Quote:
Originally Posted by Hammerhead 
No, I agree. Returns has two things going for it: its deep-polished look and Michelle Pfeiffer. But it's overindulgent, incoherent and mean-spirited otherwise.
|
Of course it's mean-spirited. The Penguin is a freak who was literally thrown away by his parents and forced to live his entire life in a sewer when he (as intimated in Batman's research) began abducting and murdering children who visited the circus. As has been said ad nauseum, Batman's villains are reflections of himself, in Batman Returns the Penguin is the wholesale monster side lashing out over an injustice done to him as a child.
What I've come to find interesting about the Penguin running for mayor subplot, and nevermind it being lifted from the 60's TV show, is that in BR, it farcically takes advantage of the inherent Batman/Penguin parallel by showing a monster on the cusp of being legitimized. There's only room for one legit monster in Gotham City, and so long as he isn't *really* a monster, then it's "okay".

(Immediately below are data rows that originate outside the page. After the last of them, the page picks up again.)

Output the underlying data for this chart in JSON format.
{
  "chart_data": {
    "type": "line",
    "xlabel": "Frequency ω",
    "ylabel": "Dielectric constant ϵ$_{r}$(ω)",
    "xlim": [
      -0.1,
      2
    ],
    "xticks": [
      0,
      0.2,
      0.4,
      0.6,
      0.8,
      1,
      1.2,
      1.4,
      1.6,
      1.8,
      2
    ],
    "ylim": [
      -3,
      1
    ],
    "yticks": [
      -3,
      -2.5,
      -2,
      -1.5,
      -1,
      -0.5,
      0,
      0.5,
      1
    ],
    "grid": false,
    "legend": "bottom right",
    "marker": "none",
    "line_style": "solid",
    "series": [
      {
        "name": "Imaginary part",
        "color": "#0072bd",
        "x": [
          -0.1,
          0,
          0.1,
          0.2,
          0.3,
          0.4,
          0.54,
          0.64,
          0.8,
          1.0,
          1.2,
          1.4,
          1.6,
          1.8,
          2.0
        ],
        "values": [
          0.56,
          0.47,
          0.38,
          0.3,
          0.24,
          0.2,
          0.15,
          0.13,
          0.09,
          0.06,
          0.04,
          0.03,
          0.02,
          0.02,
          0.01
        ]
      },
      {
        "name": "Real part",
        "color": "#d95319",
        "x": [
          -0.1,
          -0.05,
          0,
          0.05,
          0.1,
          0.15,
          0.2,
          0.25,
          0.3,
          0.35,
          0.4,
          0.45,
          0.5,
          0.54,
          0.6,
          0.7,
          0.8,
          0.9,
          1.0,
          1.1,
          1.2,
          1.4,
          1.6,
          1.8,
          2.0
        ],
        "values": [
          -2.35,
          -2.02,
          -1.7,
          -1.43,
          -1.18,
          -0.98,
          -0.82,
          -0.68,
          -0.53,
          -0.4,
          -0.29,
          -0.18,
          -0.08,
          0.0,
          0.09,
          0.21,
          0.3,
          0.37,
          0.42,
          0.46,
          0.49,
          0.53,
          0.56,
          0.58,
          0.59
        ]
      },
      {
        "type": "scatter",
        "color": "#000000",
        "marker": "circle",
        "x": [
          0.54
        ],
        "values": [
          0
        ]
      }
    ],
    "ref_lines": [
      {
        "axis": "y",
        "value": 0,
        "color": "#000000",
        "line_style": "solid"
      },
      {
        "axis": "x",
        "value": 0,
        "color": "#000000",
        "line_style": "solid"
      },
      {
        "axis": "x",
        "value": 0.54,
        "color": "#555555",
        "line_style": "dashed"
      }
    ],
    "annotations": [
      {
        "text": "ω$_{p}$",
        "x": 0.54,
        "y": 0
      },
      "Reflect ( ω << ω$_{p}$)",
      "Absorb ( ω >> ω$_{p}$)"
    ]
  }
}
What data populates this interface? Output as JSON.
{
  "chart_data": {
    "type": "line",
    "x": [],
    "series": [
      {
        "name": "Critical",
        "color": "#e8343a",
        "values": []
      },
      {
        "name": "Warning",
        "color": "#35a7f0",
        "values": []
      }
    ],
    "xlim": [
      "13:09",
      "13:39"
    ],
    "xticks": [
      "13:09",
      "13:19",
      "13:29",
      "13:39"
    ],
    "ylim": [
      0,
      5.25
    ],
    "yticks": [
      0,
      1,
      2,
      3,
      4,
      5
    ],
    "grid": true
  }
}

I'm not going to go into it right now, but Catwoman fits in as a somewhat more sympathetic mirror to Wayne's pathology.
The film is well made, with far more engaging performances and story elements than anything, and I mean fucking anything in Batman Forever and Batman & Robin. So what if Tim Burton went all Burtony on it? I'd rather see a film directed by an engaged Tim Burton than one by a bored and completely reigned in Tim Burton.
Lastly, Batman Returns is not incoherent. Batman Forever and Batman & Robin are the two films in the franchise that are in search of a story they never find. I mean what the hell are those movies about? Nothing.